When a friend confides in you and asks you not to tell anyone, or if it's just an unspoken thing and you KNOW you're supposed to keep it confidential, I would not tell my husband. Would you feel comfortable if your friend shared intimate details of your life with her husband? I try to stick to the policy of "If it's not MY secret to tell then I'm keeping my mouth shut". :) You're right, it is a fine line sometimes, especially if you really think that your husband might have a helpful suggestion or could offer some insight.

Leah F said...

I love talking over all things with my husband, and many of my friends have similar relationships with their spouses.
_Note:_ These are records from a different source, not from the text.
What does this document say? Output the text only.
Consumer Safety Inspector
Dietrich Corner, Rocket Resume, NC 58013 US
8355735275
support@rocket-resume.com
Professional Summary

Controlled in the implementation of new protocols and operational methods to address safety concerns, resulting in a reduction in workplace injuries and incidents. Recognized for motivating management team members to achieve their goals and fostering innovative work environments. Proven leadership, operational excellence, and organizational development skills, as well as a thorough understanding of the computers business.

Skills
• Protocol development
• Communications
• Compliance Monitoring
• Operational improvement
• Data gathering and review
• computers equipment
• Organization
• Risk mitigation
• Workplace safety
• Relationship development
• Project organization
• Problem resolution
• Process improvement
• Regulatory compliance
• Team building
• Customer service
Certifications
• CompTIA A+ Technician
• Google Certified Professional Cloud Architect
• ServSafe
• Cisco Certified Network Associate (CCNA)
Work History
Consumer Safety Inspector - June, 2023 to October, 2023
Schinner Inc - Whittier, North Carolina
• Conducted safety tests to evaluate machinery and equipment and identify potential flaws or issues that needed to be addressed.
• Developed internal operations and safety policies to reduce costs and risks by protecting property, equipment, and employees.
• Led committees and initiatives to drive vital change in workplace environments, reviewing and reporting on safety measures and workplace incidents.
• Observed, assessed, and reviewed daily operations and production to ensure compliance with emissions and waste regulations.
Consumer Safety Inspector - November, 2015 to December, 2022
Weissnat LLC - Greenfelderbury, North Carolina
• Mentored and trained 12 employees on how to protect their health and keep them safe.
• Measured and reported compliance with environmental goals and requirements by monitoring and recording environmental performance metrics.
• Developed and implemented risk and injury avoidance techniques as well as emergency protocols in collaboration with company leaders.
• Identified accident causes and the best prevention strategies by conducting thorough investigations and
Therefore, it is assumed that what my friends tell me may find its way back to Nathan, just as what I tell them may get back to their husbands. That does not mean I recount every single detail of my conversations, or that I share things that would be inappropriate. There are times that Nathan can give better insight into a situation because he is removed from it. Sometimes he needs to know what is going on because it affects me. Often, I find that when people ask me not to tell Nathan it is either because the topic is intimate or sensitive OR because the topic is sinful and destructive. In the first case, I wouldn't share, but in the second case, it would depend on the situation. I NEVER promise to not tell 'something' before knowing what it is. So, all that to say--I tell my husband a lot, and possibly more than people would be comfortable with.

Leah F said...

That last comment was long, so I will make this one shorter. As for what I tell my husband about personal struggles, I think you are right on! There is a point where our voiced struggles can be a detriment to our husband's confidence and reliance on Christ. I do think there are times when it is okay to voice your struggles, but to revisit them and complain is not building your husband up. Recently I unloaded on my husband about some fears and anxiety that I had that were related to a decision we are making. I cried and told him that I wanted him to know where I was struggling. But though I may still have moments of struggling, I am not revisiting that topic again with Nathan (at least not in the same way). It would not be helpful, and at this time I need to lay it at the foot of the cross and rely on Christ to give me peace. When we struggle with our attitudes toward our husbands, the best thing we can do is to pray for God to change our heart and his. Sorry for rambling on, but thanks for introducing this great topic, Leah!